In this study, we established validated procedures for the analysis of degraded human samples for forensic applications. It focused on different factors that affect the success of DNA-based human identification in disaster situations. The project included the determination of the robustness and sensitivity of current autosomal STR (aSTR) and Y-STR DNA genotyping and mitochondrial DNA sequencing procedures, the simulation of DNA amplification in the presence of inhibitors and/or chemicals that degrade DNA and the assessment of the quality of DNA profiles after the amplification of DNA that was obtained from biological samples that were exposed to different environmental conditions.

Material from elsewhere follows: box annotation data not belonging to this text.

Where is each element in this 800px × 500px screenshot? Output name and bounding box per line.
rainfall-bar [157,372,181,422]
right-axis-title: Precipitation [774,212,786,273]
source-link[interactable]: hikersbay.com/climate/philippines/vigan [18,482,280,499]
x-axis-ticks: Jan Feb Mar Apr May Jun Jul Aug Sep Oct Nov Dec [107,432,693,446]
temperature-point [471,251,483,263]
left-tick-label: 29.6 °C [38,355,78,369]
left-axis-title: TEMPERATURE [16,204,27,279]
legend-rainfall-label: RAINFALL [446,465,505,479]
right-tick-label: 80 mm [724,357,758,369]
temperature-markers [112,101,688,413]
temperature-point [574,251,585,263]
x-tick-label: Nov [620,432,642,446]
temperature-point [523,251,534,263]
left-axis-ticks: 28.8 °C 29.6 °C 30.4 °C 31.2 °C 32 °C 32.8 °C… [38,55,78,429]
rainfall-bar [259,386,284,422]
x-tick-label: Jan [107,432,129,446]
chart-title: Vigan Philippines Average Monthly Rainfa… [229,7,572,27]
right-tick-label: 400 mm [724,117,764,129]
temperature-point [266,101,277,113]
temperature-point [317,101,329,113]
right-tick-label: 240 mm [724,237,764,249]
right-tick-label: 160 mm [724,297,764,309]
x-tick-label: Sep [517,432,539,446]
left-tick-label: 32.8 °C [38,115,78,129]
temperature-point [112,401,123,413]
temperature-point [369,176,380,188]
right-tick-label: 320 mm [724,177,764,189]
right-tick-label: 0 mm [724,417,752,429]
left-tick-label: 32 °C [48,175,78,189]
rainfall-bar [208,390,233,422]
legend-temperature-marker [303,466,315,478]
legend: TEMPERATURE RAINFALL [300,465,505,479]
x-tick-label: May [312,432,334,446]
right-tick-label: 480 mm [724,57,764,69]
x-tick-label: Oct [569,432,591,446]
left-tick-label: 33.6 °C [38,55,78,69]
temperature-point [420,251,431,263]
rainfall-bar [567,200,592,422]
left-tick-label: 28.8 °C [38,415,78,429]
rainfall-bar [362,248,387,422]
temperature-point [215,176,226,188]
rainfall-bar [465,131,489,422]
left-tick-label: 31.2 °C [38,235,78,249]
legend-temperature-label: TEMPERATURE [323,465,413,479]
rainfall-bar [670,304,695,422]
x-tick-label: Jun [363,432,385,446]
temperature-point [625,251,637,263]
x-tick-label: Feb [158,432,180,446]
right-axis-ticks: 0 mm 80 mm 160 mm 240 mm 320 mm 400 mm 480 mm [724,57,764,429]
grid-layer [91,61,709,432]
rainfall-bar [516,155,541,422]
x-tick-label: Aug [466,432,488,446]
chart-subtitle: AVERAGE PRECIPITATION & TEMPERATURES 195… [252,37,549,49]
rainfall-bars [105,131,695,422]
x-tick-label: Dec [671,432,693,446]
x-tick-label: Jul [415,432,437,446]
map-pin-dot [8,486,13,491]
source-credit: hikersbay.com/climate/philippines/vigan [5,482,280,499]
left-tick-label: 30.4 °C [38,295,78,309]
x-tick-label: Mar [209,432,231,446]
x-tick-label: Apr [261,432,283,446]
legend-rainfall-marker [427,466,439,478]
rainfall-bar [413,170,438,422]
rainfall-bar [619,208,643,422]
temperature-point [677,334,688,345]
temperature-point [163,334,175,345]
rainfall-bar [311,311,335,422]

Project 2: Y-Chromosomal DNA Variation of Filipinos across Families Using Rapidly Mutating (RM) Y-chromosome Specific Short Tandem Repeat (STR) Markers

Duration of the Project: 15 January 2013 – 14 January 2016
Source of Fund: DOST-PCHRD
Project Leader: Maria Corazon A. De Ungria, BSc(Honors), PhD
Position/Agency: Scientist II, DOST/CSC Scientific Career System, University Researcher V and Head, DNA Analysis Laboratory, NSRI, UP Diliman; Director, Program on Forensics and Ethnicity, PGC

DNA typing of male-specific polymorphisms on the non-recombining portion of the Y-chromosome, specifically short tandem repeat (STR) loci, is used for male identification. However, the current Y-STR marker sets used in forensic DNA typing provide limited resolution to paternally-related males, and those who belong to small communities wherein in breeding is common. In a previous study by Ballantyne et al, a set of 13 Y-STR loci with very high mutation rate (6.5-fold higher than current Y-STR loci) were identified and termed rapidly mutating (RM) Y-STRs. A subsequent study showed that this set of RM Y-STRs can differentiate male relatives. This project tested the new set of RM Y-STRs in the Philippine population for up to two meiotic events in order to assess the nature and degree of variation in these markers, as well as their capacity to differentiate paternally-related males. Blood samples were collected from 154 paternal lineages composed of 141 father-son1-son2 and 13 grandfather-father-son trios. DNA typing experiments were conducted using a commercially available kit (Powerplex® Y23) that includes a conventional panel of Y-STR markers, and a protocol for amplification at the 13 RM Y-STRs by Ballantyne and co-workers. The DNA profile of one member from each of the family trios was added to the expanded Philippine Y-STR DNA database (n=299). Population genetic analysis of the expanded database revealed high genetic diversities of the RM Y-STR markers in the Philippine population, signifying their utility in differentiating related male persons. Pair wise allele comparison was done for the YSTR data of the family trios in order to identify and count allelic losses or gains. The mutation rates for the 34 Y-STR markers (or 36 Y-STR marker units) estimated in this study among Filipino families reflects the higher mutation rate of the RM Y-STRs compared to conventional Y-STRs as stated in worldwide studies. Comparison of conventional and RM Y-STR haplotypes of paternal pairs (father-son, grandfather-grandson, and brothers) revealed that RM Y-STR markers can distinguish more paternal pairs than conventional Y-STR markers.